Вечером Иван ударил что есть силы неспортивной чиновничьей рукой Олесю по обожаемому лицу и запил. Пил он четыре года без остановки, и за все это время ему так никто из его обширнейшего круга общения ни разу и не позвонил. Первыми, понятно, звонить перестали бывшие подельники по бизнесу, эти некогда надежнейшие и преданные друзья, чьему собачьему умению трогательно заглядывать в глаза позавидовал бы даже есенинский Джим, которому поэт предлагал повыть при луне.
Потом Палыч умер.
А у Олеси все отлично. Депутатом она, увы, не стала, но за годы работы рядом с Палычем собрала отличное портфолио богатых и влиятельных людей. Кто-то стал инвестором, кто-то «крышей», кто-то – административным ресурсом, а кто-то клиентами ее нового заведения под названием «Бабочка». Это и сейчас крутейший в городе стрип-клуб, он же – массажный салон. С консумацией, естественно.
Но без проникновения, все законно.
«Ай бай ресторан», или философия олигархии
Через месяц после смерти Бобра Кац прислал мне письмо на мэйл, в котором просил подъехать к нему на поговорить в Венецию. У него была там квартира, и он сейчас жил в основном там, на родине не появляясь, как он писал, «по понятным причинам».
Причин этих я, в действительности, не очень понимал, поскольку представления не имел, за что и кто все-таки убил Бобра и угрожает ли теперь что-то Кацу или мне, например. Выяснить все это, безусловно, было нужно, наш контракт продолжался, а потому я собрал рюкзачок и полетел в Южный Санкт-Петербург (разве такое название нелогично, раз Питер зовут Северной Венецией?)
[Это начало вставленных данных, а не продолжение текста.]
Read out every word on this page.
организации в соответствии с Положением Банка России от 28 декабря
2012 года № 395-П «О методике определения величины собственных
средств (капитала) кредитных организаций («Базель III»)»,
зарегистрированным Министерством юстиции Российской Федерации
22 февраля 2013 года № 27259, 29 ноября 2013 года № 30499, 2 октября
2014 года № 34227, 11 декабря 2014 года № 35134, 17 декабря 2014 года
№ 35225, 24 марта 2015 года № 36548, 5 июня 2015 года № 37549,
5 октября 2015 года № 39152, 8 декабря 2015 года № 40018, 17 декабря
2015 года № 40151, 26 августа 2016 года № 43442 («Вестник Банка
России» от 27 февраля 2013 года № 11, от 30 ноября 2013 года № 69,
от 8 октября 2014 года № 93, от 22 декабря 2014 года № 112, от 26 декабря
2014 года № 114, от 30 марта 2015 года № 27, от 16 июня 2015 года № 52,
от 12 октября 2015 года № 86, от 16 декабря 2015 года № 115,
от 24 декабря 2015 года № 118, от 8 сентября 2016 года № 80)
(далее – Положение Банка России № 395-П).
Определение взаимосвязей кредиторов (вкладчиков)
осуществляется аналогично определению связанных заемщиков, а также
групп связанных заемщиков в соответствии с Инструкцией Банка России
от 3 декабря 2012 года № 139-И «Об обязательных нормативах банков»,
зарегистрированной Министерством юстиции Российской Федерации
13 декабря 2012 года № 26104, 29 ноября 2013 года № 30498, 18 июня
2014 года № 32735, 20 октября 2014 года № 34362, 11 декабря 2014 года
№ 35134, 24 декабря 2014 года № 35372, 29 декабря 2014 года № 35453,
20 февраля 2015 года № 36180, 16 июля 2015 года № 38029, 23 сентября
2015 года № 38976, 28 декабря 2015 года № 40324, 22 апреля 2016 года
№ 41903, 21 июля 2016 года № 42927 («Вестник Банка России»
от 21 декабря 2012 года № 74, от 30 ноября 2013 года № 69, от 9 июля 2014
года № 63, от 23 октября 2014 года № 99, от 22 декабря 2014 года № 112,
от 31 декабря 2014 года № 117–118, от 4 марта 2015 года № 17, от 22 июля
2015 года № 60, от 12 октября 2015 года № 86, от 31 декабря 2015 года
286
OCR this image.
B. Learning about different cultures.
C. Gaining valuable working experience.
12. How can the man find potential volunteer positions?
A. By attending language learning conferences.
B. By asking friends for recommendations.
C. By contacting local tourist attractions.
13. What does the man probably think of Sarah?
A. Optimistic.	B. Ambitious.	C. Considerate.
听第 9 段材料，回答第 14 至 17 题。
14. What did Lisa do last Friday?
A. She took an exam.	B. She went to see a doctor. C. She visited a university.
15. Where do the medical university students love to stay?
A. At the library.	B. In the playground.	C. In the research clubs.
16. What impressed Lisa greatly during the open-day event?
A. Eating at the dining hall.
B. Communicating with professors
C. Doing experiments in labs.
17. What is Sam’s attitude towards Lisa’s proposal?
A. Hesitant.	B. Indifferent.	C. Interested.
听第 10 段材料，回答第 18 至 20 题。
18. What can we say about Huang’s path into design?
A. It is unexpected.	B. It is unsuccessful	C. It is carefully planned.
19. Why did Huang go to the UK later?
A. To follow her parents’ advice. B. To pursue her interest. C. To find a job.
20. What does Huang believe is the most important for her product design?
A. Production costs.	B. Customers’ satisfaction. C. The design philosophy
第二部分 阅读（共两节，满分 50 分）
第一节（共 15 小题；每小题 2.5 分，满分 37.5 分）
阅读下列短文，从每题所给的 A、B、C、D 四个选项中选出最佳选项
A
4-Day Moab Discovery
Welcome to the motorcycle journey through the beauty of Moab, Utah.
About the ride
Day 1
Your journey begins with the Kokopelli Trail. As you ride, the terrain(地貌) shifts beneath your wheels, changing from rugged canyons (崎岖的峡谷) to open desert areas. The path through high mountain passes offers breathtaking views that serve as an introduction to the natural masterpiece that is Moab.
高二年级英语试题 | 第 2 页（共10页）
В Венеции я застал Каца в удручающем состоянии. Всегда умный, ироничный и интеллигентный, он удивлял меня трезвостью своего сознания. Сегодня трезвостью и не пахло. Пахло перегаром. Кац был пьян в лоскуты уже в 12 часов дня. Чувствовалось, что это перегар не одного и не двух дней синьки[24]. Говорить, правда, в столь ранний час он еще мог и передвигался на двух конечностях, почти не спотыкаясь.
Встречу он назначил в своей квартире с теми самыми знаменитыми венецианскими окнами, занимавшей весь этаж и во все стороны смотревшей на большую и малую воду, что было неплохо в этот жаркий день.
– А, Славик! Заходи! Налей себе че-нибудь, – махнул он рукой в сторону бара. В его руке был полный бокал, очевидно, граппы, полбутылки которой стояло рядом на журнальном столике.
Пить в такую рань не хотелось, но и быть совсем на разных волнах с таким пьяным человеком – сущая бессмыслица. Потому я достал бутылку холодной Франчакорты[25] и налил себе почти до краев большой винный бокал.